Abstract

Anaemia is a common but treatable condition that predicts adverse clinical outcomes. However, standards of anaemia management vary considerably. To estimate the prevalence of anaemia and extent of screening for common underlying causes in the healthcare system in the Republic of Ireland. We conducted a retrospective cohort study of 112 181 adult patients, aged ≥18 years, who had a full blood count performed in 2013, using data from the National Kidney Disease Surveillance System.

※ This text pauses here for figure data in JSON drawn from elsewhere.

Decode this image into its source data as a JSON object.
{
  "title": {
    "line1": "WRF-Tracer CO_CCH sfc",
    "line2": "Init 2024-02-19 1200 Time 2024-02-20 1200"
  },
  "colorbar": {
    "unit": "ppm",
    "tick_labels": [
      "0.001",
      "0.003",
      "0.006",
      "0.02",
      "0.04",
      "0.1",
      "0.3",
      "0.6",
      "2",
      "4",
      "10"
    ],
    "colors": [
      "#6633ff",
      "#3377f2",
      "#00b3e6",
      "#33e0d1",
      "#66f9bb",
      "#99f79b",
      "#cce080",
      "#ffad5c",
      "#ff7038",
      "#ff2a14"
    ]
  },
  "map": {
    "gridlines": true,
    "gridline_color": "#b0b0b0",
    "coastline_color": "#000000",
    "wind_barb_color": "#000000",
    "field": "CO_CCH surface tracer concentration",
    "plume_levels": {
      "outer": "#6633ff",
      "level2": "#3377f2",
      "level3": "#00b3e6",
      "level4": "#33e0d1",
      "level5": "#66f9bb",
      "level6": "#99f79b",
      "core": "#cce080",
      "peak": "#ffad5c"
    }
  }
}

The prevalence of anaemia was determined across demographic and clinical subgroups, according to World Health Organization (WHO) definitions. The proportion screened for iron, vitamin B12, and folate deficiency was determined within a 3-month follow-up period and the corresponding prevalence for each deficiency determined. The overall prevalence of anaemia was 12.0% (95% confidence interval [CI] = 11.8% to 12.2%) and was higher in women than men (13.2% versus 10.5%, P<0.001). Anaemia increased with advancing age (33.4% for those aged >75 years) and worsening kidney function (8.2%, 10.9%, 33.2%, and 63.8% for each estimated glomerular filtration rate [eGFR] categories >90, 60-89, 30-59 and <30 ml/min/1.73 m², respectively, P<0.001). After 3-months' follow-up, the proportion screened for iron deficiency was 11.2% based on transferrin saturation and 33.7% using serum ferritin. Screening for folate and B12 deficiency was 17.6% and 19.8%, respectively. Among screened patients, the prevalence of iron deficiency, B12, and folate deficiency was 37.0%, 6.3%, and 5.8%, respectively. The burden of anaemia in the healthcare system is substantial especially for older patients and those with advanced kidney disease. Low screening rates for iron, B12, and folate deficiency are common and warrant quality improvement initiatives.